Wednesday, November 7, 2007

African Civil War Reality

As I watched Blood Diamonds, Hotel Rwanda and Beyond the Gates - all movies which detail some of the war crises that happen in Africa, I find myself angered by comments of North Americans that these movies depict too much graphic violence. Movies, news clips and documentaries cannot even come close to depicting the actual horror, fear and suffering the people of countries like Sierra Leone, Rwanda, Sudan and Congo have faced. We want to shield and protect ourselves from the horrible tragedies that have befallen these people and the immense scars that the survivors live with. We shudder at photos of Africans with missing limbs knowing they were brutally cut off with machetes. We are shocked by photos of young boys carrying machine guns who had no choice. We are upset by photos of young women looking ten times their age because of their suffering. We say "Stop. This is way too violent."

But this IS the reality of the people who have lived through these atrocities. Even the movies cannot accurately portray the depth of what these people have endured. It is watered down to protect the Western public. People make excuses that it is Hollywood making things more dramatic than it really was. But no - read any survivor's account, listen to their voices quaver in fear, look at the sadness in the face of a boy with no hands - these things really did happen and continue to happen. These are real people, real events and real stories.

When will we allow ourselves to even think of these horrors? When will we acknowledge this suffering? When will we speak up for justice for these innocent people? When will we step out of our comfortable lives and feel some of this pain? When will we stop hiding behind the excuses of "too much violence," "that's Hollywood," and "it's just a movie?" When will we say "I'm sorry we didn't care to end this violence. We were too busy trying to protect ourselves."?

I do not want to forget the images I saw as watered down as they were. I do not want to hide my head in the sand. I don't want to say it's so far away that it has nothing to do with me. I do not want to stop feeling their pain. I do not want to white out the photos of the survivors.

I wonder what I can do. Money seems so inadequate. Prayer sometimes seems so small. Going is expensive and risky. Talking seems so empty. I can state the truths. I can let some of their pain touch me. I can thank God that His grace has protected me so far from such suffering. But most of all, I can remember. I want to remember. I don't want to forget. These are people just like me, these are my brothers and sisters, my fellow companions on earth. In some little way, I can be their voice.

Sunday, November 4, 2007

Time Flies

It's a scary thought to think of the last time I wrote here. Yet, what has been on the tip of my fingertips over the past month is about this very subject - TIME ! And it flew so fast that I hadn't had enough of it to write about it!

"If I could turn back time..." (the words of a popular song)

"Stop the world, I want to get off." (I think from another song)

"Lost, yesterday, somewhere between Sunrise and Sunset, two golden hours, each set with sixty diamond minutes. No reward is offered, for they are gone forever." (Horace Mann, "The Father of Education")

"The sun stopped in the middle of the sky and delayed going down about a full day. There has never been a day like it before or since, a day when the Lord listened to a man." (story of Joshua and the Israelites fighting the Amorites, Joshua 10:13-14)
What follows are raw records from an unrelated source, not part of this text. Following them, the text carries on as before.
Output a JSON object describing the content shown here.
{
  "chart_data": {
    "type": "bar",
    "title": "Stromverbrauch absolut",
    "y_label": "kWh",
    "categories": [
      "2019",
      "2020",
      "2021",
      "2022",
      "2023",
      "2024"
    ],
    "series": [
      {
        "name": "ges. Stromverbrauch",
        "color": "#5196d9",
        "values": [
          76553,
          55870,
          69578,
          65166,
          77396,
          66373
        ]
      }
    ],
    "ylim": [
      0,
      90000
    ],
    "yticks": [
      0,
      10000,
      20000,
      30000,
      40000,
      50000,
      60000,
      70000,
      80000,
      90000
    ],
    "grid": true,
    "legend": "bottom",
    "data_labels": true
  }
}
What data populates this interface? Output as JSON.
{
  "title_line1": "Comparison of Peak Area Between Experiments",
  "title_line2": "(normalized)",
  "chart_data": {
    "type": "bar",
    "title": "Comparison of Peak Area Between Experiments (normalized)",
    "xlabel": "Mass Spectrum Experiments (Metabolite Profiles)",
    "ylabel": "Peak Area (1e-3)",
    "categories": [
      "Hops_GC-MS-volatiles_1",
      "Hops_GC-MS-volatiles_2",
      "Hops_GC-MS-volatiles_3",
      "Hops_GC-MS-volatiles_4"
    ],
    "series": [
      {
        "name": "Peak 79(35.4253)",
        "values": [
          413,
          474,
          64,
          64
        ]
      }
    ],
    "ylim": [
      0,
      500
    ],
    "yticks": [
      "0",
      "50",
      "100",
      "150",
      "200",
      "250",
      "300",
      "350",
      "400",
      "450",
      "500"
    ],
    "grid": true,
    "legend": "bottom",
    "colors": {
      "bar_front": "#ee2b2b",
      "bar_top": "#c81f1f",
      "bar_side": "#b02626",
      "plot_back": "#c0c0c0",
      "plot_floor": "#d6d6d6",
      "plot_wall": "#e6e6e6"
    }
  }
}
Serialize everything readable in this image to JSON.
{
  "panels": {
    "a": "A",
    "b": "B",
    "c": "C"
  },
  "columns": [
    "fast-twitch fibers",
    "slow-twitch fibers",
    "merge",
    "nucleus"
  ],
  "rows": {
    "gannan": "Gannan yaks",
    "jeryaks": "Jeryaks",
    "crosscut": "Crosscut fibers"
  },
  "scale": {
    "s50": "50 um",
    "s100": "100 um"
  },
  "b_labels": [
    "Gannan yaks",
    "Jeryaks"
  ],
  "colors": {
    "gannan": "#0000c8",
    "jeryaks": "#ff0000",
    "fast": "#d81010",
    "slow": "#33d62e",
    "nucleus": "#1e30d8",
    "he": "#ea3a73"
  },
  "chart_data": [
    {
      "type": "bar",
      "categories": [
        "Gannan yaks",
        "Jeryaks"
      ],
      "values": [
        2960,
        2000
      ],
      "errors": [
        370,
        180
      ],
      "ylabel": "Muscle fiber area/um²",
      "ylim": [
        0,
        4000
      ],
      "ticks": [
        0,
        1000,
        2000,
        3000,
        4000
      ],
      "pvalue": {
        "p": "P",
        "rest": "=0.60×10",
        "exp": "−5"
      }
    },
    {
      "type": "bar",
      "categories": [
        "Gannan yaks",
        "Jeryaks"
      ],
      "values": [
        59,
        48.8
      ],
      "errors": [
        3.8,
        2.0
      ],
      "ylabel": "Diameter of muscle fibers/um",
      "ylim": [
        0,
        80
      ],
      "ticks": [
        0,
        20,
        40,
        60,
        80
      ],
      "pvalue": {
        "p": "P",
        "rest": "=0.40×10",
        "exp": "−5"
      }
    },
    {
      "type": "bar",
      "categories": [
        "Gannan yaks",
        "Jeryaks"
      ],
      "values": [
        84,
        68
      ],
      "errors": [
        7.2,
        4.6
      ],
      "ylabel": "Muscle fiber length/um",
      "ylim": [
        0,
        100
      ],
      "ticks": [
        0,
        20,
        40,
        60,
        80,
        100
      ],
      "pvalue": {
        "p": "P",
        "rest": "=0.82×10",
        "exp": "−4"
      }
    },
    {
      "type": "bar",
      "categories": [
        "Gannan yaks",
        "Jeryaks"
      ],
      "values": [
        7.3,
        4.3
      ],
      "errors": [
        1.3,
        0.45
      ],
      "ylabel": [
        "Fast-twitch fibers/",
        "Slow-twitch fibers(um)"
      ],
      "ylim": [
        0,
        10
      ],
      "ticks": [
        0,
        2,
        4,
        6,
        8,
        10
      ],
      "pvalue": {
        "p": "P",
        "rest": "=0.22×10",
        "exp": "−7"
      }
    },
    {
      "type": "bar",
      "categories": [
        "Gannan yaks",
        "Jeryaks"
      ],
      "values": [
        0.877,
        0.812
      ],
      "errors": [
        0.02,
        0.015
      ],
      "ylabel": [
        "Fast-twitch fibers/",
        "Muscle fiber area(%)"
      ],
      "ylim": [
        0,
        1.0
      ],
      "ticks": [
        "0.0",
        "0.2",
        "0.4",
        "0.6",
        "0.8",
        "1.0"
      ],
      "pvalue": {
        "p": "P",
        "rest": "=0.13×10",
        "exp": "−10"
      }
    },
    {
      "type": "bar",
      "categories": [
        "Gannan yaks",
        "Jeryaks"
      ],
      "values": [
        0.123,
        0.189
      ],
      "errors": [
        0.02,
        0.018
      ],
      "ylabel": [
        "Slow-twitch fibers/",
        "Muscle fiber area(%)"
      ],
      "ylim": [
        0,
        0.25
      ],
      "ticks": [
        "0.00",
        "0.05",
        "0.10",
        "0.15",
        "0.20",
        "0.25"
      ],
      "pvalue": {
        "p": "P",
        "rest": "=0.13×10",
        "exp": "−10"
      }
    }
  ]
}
In the past two months, these phrases have been very much in the forefront of my mind. How much I wanted to turn back the clock 10 min so that I could make it to my appointment on time. How much I wanted to stop the crazy whirlwind of my life to just take time to walk in the fallen leaves and to catch my breath. How much I wanted those two hours that I slept past my alarm. How much I had hoped God would listen to me and hold the sun still for a day so that I could get caught up.

Never before has time seemed to go so fast. "Wait." I screamed as summer drew to its close and I wanted that one last walk by the creek. "Wait." I screamed as classes began signalling another year towards the end of my degree. "Wait." I screamed as the leaves changed color and fell off the trees. "Wait." I screamed as I heard Christmas songs being played the day after Halloween.

Why now, does time seem to be going so fast? Is it because there are more grey hairs on my head? Is it because I have allowed myself to be so consumed with things I think I have to do? Is it that the world is spinning faster - maybe due to global warming? Is it because I realize certain things which are so precious seem to be slipping away? Is it because I have taken on more than I can handle?

I apologize for ending this now - I have once again ran out of time - and I have not yet figured out where it all went to and why it flies so fast! And I even had an extra hour today as we turned back the clocks!